The Commerce Department reported today that the economy contracted at an annual rate of 6.1 percent in the first quarter, a marginal improvement from the 6.3 percent decline in the fourth quarter of last year. The sole reason for this improvement was that consumer spending (which accounts for 70 percent of the economy) actually rose at a 2.2 percent annual clip in the first quarter. Outside of consumer spending, the rest of the economy declined at an annual rate of 7.6 percent in the first quarter, the second largest quarterly drop in over sixty years.
Back in the fourth quarter, business investment, housing, and exports all declined at annual rates in excess of 20 percent. Based on today’s report, the pace of these declines all accelerated to over 30 percent in the first quarter. This explains why the decline in manufacturing production also accelerated in the first quarter. Despite an improvement in consumer spending, other markets for manufacturing goods, both here and abroad, deteriorated.

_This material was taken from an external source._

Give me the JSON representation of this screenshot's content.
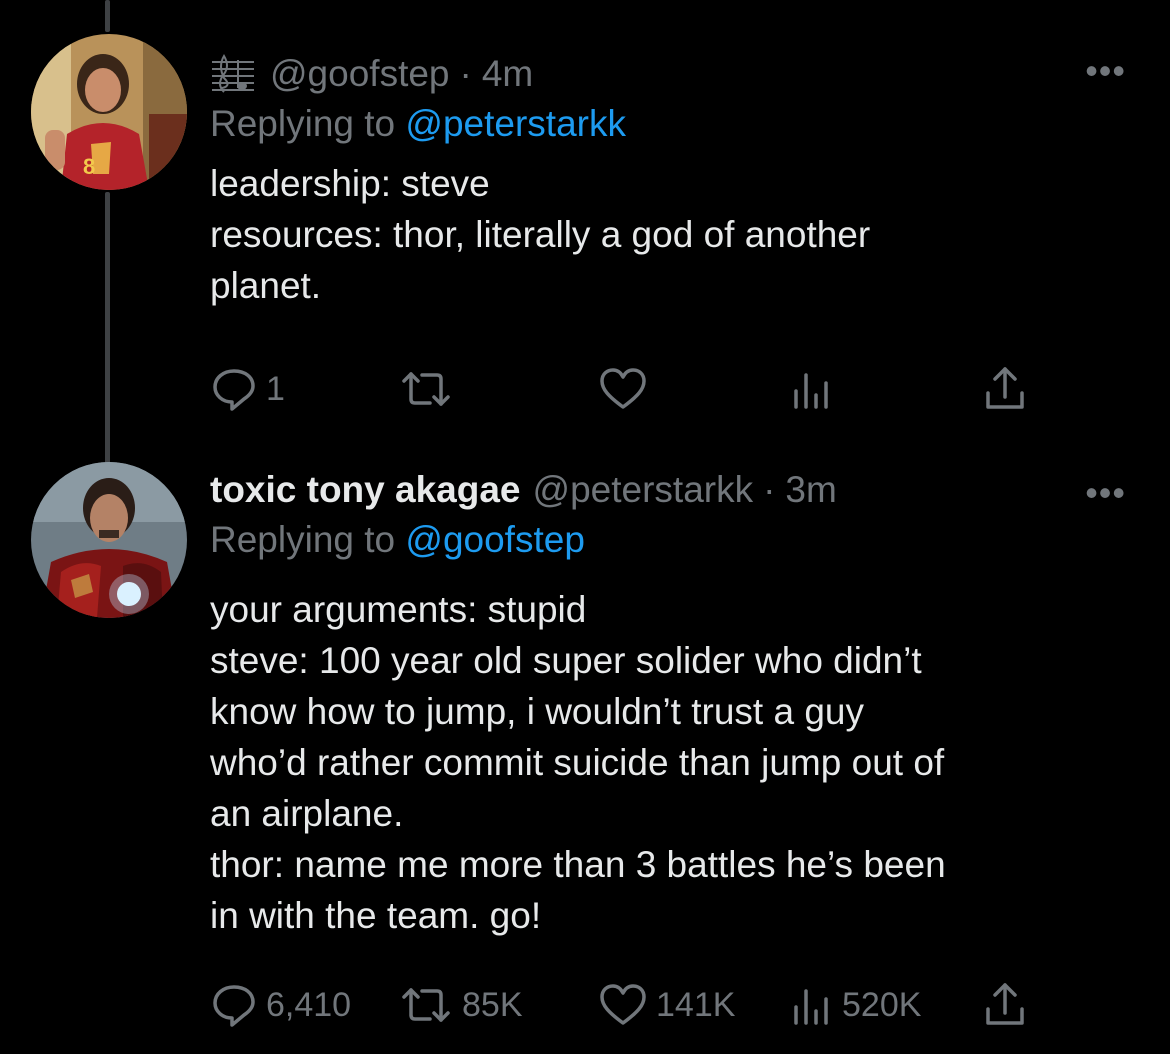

Going forward, conditions are likely to reverse themselves somewhat. The surprising increase in consumer spending in the first quarter was fueled by one-time improvements in consumer incomes, such as the large increase in the cost of living adjustment for Social Security that went into effect in January. Such a large increase in coming quarters is unlikely. At the same time recent data suggest that the housing market and business investment demand are starting to firm up, indicating that the large decreases experienced in these parts of the economy should start to moderate in coming quarters.